O embasamento do MP ocorreu em 9 de agosto de 2023, quando o então vereador Vanderley Borgert, acompanhado de duas pessoas, flagrou o prefeito sendo deixado no campus da instituição por um servidor público, em um Mitsubishi Outlander, placas SDX-7B24, veículo oficial da prefeitura de Nova Tebas.

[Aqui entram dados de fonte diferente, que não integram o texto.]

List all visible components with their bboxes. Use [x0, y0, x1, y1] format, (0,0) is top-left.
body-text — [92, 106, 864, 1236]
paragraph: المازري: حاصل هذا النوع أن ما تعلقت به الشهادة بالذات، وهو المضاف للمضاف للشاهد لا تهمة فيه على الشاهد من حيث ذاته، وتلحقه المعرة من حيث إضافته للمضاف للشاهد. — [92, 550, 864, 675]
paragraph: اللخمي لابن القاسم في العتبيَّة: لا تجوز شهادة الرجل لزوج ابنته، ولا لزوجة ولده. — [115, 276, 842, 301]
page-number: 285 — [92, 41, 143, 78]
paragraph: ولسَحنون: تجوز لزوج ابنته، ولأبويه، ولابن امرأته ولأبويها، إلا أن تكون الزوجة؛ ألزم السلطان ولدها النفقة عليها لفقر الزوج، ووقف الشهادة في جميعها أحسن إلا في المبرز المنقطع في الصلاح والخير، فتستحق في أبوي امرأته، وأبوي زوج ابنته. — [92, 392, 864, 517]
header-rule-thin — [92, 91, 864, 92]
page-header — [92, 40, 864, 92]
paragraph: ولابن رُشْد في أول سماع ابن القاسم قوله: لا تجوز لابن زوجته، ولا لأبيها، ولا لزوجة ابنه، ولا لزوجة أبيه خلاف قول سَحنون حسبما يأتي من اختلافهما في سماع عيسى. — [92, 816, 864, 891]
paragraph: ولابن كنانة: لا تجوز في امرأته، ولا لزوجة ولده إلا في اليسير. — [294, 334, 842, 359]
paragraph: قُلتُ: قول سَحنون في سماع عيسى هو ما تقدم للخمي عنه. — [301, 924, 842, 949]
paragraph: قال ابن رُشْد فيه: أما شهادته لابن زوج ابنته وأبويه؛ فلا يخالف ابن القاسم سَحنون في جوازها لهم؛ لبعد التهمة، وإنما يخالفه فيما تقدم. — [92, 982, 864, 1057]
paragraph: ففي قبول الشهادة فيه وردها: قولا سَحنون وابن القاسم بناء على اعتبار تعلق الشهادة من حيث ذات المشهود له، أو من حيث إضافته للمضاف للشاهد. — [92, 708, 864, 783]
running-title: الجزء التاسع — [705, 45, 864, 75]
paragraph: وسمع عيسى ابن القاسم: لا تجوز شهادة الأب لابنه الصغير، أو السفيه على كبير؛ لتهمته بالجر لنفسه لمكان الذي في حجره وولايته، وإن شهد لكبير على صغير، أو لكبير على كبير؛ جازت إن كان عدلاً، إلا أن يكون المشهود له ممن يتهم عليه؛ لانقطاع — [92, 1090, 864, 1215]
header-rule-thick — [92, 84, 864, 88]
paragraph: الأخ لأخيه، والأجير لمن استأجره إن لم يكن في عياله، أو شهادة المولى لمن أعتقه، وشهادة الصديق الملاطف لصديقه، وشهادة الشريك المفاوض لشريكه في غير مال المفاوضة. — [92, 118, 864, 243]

Na ocasião, o vereador acionou a Polícia Militar, mas, ao chegar, o prefeito já havia deixado o local.
Clodoaldo estava matriculado no curso de Medicina desde julho de 2021, permanecendo até dezembro de 2023. Conforme o Portal da Transparência, a jornada do prefeito era das 8h às 12h e das 13h às 17h, mesmo período das aulas particulares. “Conquanto o Chefe do Poder Executivo não esteja sujeito a mesma rigidez de horários dos servidores públicos comuns, no presente caso, é evidente que os horários de frequência das aulas do curso de medicina (atividade estritamente particular) eram incompatíveis com a função de Gestor Municipal exercida pelo requerido”, afirmou o MP.
Após o episódio, a Promotoria de Justiça de Manoel Ribas expediu a Recomendação Administrativa n.º 05/2023, orientando o prefeito a não utilizar mais veículos oficiais para fins particulares, bem como não usar motoristas do município, e a cessar atividades particulares em horário de expediente.
A recomendação foi recebida em 15 de setembro de 2023. Em resposta, Clodoaldo afirmou que acataria a orientação, embora discordasse quanto à aplicação do Estatuto dos Servidores, alegando que a Lei Orgânica Municipal não vedaria o exercício simultâneo das funções de prefeito e estudante, solicitando inclusive 30 dias para concluir o ano letivo.
Na semana passada, Clodoaldo falou à TRIBUNA. Ele deixou a prefeitura após duas gestões (2017–2020 e 2021–2024) e voltou ao curso, onde segue no internato da Santa Casa de Campo Mourão. “A Justiça negou o pedido de bloqueio de bens. Agora estou aguardando a citação para apresentar defesa. Confio na justiça. Acredito que no decorrer do processo muitas coisas citadas pelo MP iremos provar o contrário. Não houve dolo. Não houve interesse nenhum em causar danos ao erário. O que houve foi muito esforço pessoal para fazer o município andar. Estou tranquilo e vamos fazer uma boa defesa”, declarou.
Na ação, o MP solicitou o bloqueio de bens no valor de R$ 469.203,47, relativos ao suposto enriquecimento ilícito e dano ao erário. Por ora, Clodoaldo não possui pendências judiciais.